Pourquoi le marché immobilier ancien retrouve des couleurs et celui du neuf boit la tasse

Posté le 14/05/2015
Pourquoi le marché immobilier ancien retrouve des couleurs et celui du neuf boit la tasse

C'est bien embêtant. L'esprit aime trouver une logique qui explique largement le monde et ses phénomènes. Ainsi, on voudrait pouvoir dire que le marché du logement va bien ou va mal, uniformément. Sans doute un ministre lui-même, au chevet du patient, voudrait-il que les choses soient plus simples et qu'une explication explique tout. Ce n'est pas le cas.
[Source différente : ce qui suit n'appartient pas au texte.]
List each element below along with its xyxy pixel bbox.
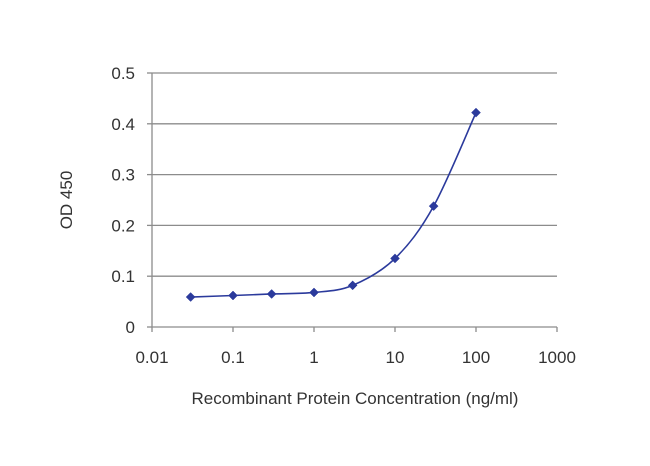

Ainsi, le marché du logement neuf ne va pas bien, alors que celui de la revente se porte très correctement. Les chiffres de l'année 2014, les seuls attestés, sont édifiants : une production de logements neufs historiquement mauvais, de l'ordre de 300.000 unités, loin des objectifs et des besoins, situés autour de 500.000, alors que 720.000 ventes d'ancien ont été enregistrées, correspondant à un bon millésime... Sinon à un très bon : de nombreux observateurs s'accordent à reconnaître que les 840.000 opérations de l'année 2011 ne peuvent pas être prises pour toise.
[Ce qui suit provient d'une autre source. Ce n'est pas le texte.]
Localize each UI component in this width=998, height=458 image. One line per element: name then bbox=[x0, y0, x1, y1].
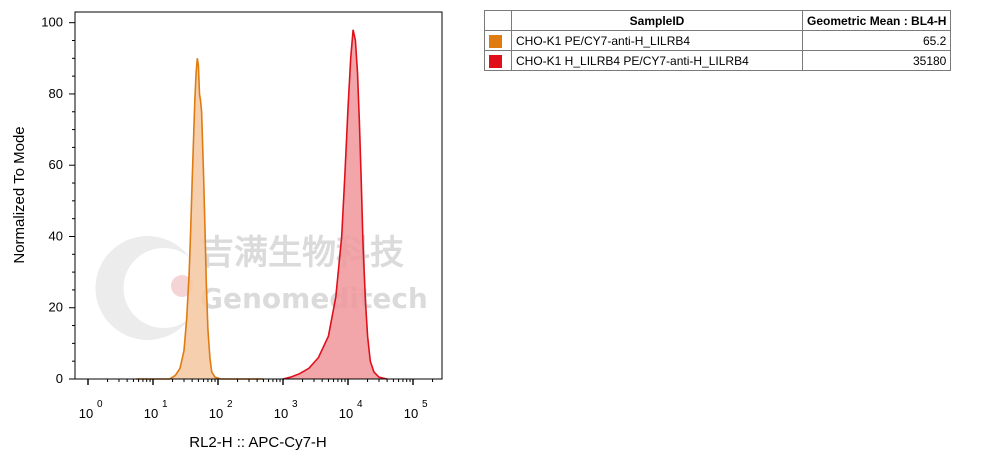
color-swatch bbox=[489, 34, 502, 48]
series-area-1 bbox=[283, 29, 388, 380]
x-tick-exponent: 0 bbox=[97, 399, 103, 410]
series-line-0 bbox=[136, 58, 264, 380]
y-axis: 0 20 40 60 80 100 bbox=[41, 15, 75, 386]
row-sample-id: CHO-K1 H_LILRB4 PE/CY7-anti-H_LILRB4 bbox=[511, 50, 803, 71]
watermark: 吉满生物科技 Genomeditech bbox=[95, 233, 428, 340]
x-axis: 10 0 10 1 10 2 10 3 10 4 10 5 bbox=[79, 379, 434, 421]
x-tick-label: 10 0 bbox=[79, 399, 103, 421]
x-tick-base: 10 bbox=[339, 406, 353, 421]
y-tick-label: 20 bbox=[49, 300, 63, 315]
watermark-cn: 吉满生物科技 bbox=[200, 233, 404, 273]
row-swatch-cell bbox=[484, 50, 512, 71]
y-tick-label: 60 bbox=[49, 157, 63, 172]
row-swatch-cell bbox=[484, 30, 512, 51]
x-tick-base: 10 bbox=[274, 406, 288, 421]
x-tick-label: 10 5 bbox=[404, 399, 428, 421]
x-tick-base: 10 bbox=[209, 406, 223, 421]
x-tick-exponent: 3 bbox=[292, 399, 298, 410]
x-tick-label: 10 4 bbox=[339, 399, 363, 421]
x-tick-label: 10 3 bbox=[274, 399, 298, 421]
x-tick-label: 10 2 bbox=[209, 399, 233, 421]
row-geometric-mean: 65.2 bbox=[801, 30, 952, 51]
y-axis-title: Normalized To Mode bbox=[11, 126, 28, 263]
y-tick-label: 100 bbox=[41, 15, 63, 30]
x-axis-title: RL2-H :: APC-Cy7-H bbox=[189, 434, 327, 451]
x-tick-exponent: 5 bbox=[422, 399, 428, 410]
color-swatch bbox=[489, 54, 502, 68]
table-row: CHO-K1 H_LILRB4 PE/CY7-anti-H_LILRB4 351… bbox=[484, 50, 952, 71]
y-tick-label: 0 bbox=[56, 371, 63, 386]
series-area-0 bbox=[136, 58, 264, 380]
x-tick-exponent: 1 bbox=[162, 399, 168, 410]
header-sample-id: SampleID bbox=[511, 10, 803, 31]
x-tick-base: 10 bbox=[404, 406, 418, 421]
x-tick-exponent: 4 bbox=[357, 399, 363, 410]
x-tick-base: 10 bbox=[79, 406, 93, 421]
statistics-header-row: SampleID Geometric Mean : BL4-H bbox=[484, 10, 952, 31]
row-sample-id: CHO-K1 PE/CY7-anti-H_LILRB4 bbox=[511, 30, 803, 51]
x-tick-exponent: 2 bbox=[227, 399, 233, 410]
row-geometric-mean: 35180 bbox=[801, 50, 952, 71]
y-tick-label: 40 bbox=[49, 228, 63, 243]
series-line-1 bbox=[282, 29, 388, 380]
plot-frame bbox=[74, 11, 443, 380]
table-row: CHO-K1 PE/CY7-anti-H_LILRB4 65.2 bbox=[484, 30, 952, 51]
statistics-table: SampleID Geometric Mean : BL4-H CHO-K1 P… bbox=[484, 10, 952, 71]
header-geometric-mean: Geometric Mean : BL4-H bbox=[801, 10, 952, 31]
x-tick-base: 10 bbox=[144, 406, 158, 421]
watermark-logo-icon bbox=[95, 236, 190, 340]
y-tick-label: 80 bbox=[49, 86, 63, 101]
series-layer bbox=[136, 29, 388, 380]
header-swatch-cell bbox=[484, 10, 512, 31]
watermark-en: Genomeditech bbox=[200, 282, 428, 315]
x-tick-label: 10 1 bbox=[144, 399, 168, 421]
Pourquoi le marché du neuf et celui de l'ancien peuvent-ils être à ce point déconnectés ? Parce que leurs logiques respectives sont différentes. Un point commun : l'objectif d'être en phase avec la solvabilité des ménages, mais deux cheminements bien distincts pour y parvenir.

Le premier marché fonctionne sur une logique industrielle : les coûts, celui du terrain, des matières premières, de la main d'œuvre s'ajoutent, augmentés de la marge bénéficiaire, et tout cela donne un prix de sortie. Ce prix est très difficilement maîtrisable : la charge foncière moyenne est passée en 20 ans de 15 à 35%, avec des pointes à 50 et 60% en zone tendue ; le prix des matériaux est fixé par le marché ; celui de la main d'œuvre est strictement règlementé, et la marge se détériore depuis cinq ans : elle est aujourd'hui de l'ordre de 6% à 8%, là où elle a été double.

Il faudrait préciser que les process de construction se sont alourdis du fait de l'inflation des normes techniques, enchérissant de 15 à 20% le coût de production en 15 ans. Bref, l'équation est devenue insoluble : les prix des logements neufs et les revenus des ménages se sont progressivement éloignés.

Dans le même temps, les aides publiques, qui ont atténué cette distance au cours des dernières décennies, se sont raréfiées et ont perdu du souffle. Leur effet amortisseur a faibli.

Les deux maux les plus terribles, l'augmentation du prix des terrains et le poids des normes, n'en finissent pas de n'être pas résolus. Ils expliquent largement que 20% à 25% des ménages qui voudraient acheter du neuf ne puissent pas le faire et donc ne le fassent pas. Des mesures ont été prises et d'autres le seront, mais les résultats ne sont pas là.

S'agissant de l'ancien, le décrochage des prix par rapport à la solvabilité des ménages était également devenu intolérable, et il a contracté les volumes dès 2012. En revanche, en-dehors de la résistance des propriétaires vendeurs, rien ne s'opposait à ce que les prix proposés ne marquent le pas. Et c'est ce qu'ils ont fait. A cette condition, 2014 a pu être une bonne année pour les transactions. Même les discours terribles sur la loi ALUR n'ont pas eu raison du dynamisme du marché de la revente. Il y a fort à parier en outre que l'ancien a bénéficié d'un report des acquéreurs potentiels de neuf, primo-accédants en tout cas, accédants sans doute, voire investisseurs locatifs.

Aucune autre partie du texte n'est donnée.